Pemerintah Siapkan Aturan Larangan Ekspor EBT

Pajak.com, Jakarta – Pemerintah tengah menyiapkan aturan baru tentang larangan ekspor energi baru terbarukan atau EBT. Hal ini disampaikan Menteri Investasi/Kepala Badan Koordinasi Penanaman Modal Bahlil Lahadalia. Ia menyampaikan, larangan ekspor EBT ini penting untuk memastikan kebutuhan domestik atau dalam negeri terpenuhi.

“Pelarangan ekspor EBT itu sebuah keharusan untuk memenuhi stok dalam negeri dulu,” kata Bahlil di Jakarta, Jumat (8/7/2022).

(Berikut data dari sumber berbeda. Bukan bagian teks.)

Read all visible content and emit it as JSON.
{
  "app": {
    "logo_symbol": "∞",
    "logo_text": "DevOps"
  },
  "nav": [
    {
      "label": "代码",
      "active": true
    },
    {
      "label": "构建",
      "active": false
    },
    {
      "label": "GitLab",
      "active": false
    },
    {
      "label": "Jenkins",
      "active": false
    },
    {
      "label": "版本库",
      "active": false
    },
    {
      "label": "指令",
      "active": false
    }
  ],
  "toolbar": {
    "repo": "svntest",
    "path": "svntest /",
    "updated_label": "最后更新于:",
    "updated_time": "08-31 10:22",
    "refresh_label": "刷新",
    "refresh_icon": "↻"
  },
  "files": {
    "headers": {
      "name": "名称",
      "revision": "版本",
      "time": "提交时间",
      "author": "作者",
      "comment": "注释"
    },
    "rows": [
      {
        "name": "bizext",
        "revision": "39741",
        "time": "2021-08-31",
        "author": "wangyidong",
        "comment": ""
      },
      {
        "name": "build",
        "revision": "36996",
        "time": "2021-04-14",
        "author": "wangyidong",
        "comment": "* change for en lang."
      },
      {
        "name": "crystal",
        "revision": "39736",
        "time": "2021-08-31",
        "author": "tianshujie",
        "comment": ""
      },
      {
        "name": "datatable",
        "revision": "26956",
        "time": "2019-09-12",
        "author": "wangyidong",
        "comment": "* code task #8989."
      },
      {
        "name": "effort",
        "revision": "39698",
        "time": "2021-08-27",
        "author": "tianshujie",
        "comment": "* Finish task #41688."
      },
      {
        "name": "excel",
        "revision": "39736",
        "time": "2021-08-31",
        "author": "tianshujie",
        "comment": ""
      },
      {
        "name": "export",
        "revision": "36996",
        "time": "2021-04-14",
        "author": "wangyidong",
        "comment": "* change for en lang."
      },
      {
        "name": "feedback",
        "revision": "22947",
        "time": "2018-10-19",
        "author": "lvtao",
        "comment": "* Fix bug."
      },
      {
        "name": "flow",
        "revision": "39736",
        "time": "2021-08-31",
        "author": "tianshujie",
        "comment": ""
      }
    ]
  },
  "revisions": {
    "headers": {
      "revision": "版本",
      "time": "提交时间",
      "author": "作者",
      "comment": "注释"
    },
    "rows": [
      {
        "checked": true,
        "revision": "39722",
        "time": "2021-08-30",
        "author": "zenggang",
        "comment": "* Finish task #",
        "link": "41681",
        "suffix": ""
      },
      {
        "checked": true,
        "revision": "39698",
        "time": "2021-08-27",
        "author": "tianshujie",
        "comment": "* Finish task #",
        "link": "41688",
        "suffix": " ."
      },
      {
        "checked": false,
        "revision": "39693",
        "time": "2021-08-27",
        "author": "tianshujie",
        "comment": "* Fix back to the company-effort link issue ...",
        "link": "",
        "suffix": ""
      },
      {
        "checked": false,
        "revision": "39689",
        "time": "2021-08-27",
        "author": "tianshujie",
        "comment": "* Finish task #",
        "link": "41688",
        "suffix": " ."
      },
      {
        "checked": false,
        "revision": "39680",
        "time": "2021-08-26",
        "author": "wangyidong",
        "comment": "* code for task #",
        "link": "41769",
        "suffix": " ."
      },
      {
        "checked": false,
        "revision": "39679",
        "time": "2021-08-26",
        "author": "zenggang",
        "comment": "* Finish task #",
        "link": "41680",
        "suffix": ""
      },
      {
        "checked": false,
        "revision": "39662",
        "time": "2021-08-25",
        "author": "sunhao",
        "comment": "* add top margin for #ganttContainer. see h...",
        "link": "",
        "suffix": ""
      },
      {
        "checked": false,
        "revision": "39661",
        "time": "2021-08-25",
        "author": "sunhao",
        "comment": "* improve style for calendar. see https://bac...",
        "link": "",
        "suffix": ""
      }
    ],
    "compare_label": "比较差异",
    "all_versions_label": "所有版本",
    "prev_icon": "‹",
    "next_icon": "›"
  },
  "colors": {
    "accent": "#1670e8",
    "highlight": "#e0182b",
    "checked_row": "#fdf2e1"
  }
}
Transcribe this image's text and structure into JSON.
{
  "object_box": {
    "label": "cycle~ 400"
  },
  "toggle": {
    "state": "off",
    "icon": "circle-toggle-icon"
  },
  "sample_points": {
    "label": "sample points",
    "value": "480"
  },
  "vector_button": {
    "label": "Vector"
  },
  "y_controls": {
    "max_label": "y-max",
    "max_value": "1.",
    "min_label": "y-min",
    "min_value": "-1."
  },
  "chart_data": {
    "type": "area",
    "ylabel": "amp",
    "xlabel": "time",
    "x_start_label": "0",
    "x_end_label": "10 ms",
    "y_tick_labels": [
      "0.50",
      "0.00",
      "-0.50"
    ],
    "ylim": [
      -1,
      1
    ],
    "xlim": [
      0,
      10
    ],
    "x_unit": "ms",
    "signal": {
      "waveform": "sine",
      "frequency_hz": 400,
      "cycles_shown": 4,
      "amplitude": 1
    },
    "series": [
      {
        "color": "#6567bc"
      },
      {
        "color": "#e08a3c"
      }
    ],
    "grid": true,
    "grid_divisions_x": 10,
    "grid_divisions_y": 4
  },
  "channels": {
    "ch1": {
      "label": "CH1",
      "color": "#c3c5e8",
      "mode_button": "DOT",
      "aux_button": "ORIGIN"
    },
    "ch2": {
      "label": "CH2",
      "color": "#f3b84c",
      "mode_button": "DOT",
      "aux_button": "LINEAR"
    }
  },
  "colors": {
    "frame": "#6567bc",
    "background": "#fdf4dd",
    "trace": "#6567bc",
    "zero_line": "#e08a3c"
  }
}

Bahlil menegaskan, larangan ekspor EBT perlu diatur. Apalagi, saat ini Indonesia tengah dalam pengembangan industri EBT untuk mendorong keberlangsungan di berbagai sektor. Sebagai negara yang kaya akan sumber daya alam (SDA) yang melimpah, EBT Indonesia juga dinilai merupakan keunggulan yang akan menarik minat investasi asing.

Menurut Bahlil, saat ini regulasi atau aturan terkait dengan kebijakan larangan ekspor EBT itu tengah dibahas secara intens dan akan diumumkan pada akhir Juli 2022 ini.

Adapun alasan pemerintah melarang ekspor EBT karena saat ini Indonesia tengah dalam pengembangan industri EBT untuk mendorong keberlangsungan di berbagai sektor. Apalagi pemerintah harus mengejar target 23 persen energi bersih pada 2025. Sedangkan hingga kini, bauran listrik dari energi bersih secara nasional baru 11,7 persen. Karenanya, untuk mendorong suksesnya pengembangan EBT di tanah air, maka pemerintah perlu menjamin ketersediaan EBT yang cukup.

Namun demikian, menurut Pakar Hukum Energi Universitas Airlangga (Unair) Indria Wahyuni, untuk menyukseskan transisi EBT perlu payung hukum yang dapat mengakomodasinya. Pertama, transisi yang memerhatikan ketahanan energi, yaitu harus ada sinergi yang baik antara energi berbasis fosil dan EBT. Hal ini berarti transisi menuju EBT tidak langsung mematikan sumber energi fosil. Karena arah gerak kebijakan tersebut rentan memunculkan krisis energi.

Indria menekankan, partisipasi publik menjadi kunci suksesnya transisi EBT. Ia mencontohkan bahwa hal tersebut telah terjadi di Inggris beberapa waktu lalu. Kedua, adalah adanya perubahan paradigma. Faktor kedua ini sangat bergantung dengan kemampuan sinergi  yang baik antar-stakeholders.

“Paradigma dalam industri energi fosil harus diubah, yakni keuntungannya harus dapat dimanfaatkan untuk pengembangan EBT. Hal ini menurut Indria untuk menjawab tantangan utama dalam pengembangan EBT, yakni biaya yang sangat mahal,” ujar Indria seperti dikutip dari laman Unair, Sabtu (9/7/2022).

Ketiga, yakni penjaminan partisipasi publik. Indria menekankan kunci suksesnya transisi EBT adalah partisipasi publik. Sebab, rata-rata sumber EBT berada di lokasi yang terpencil. Sehingga pelibatan masyarakat sekitar dalam alur rencana pengembangannya dari hulu hingga hilir sangat penting.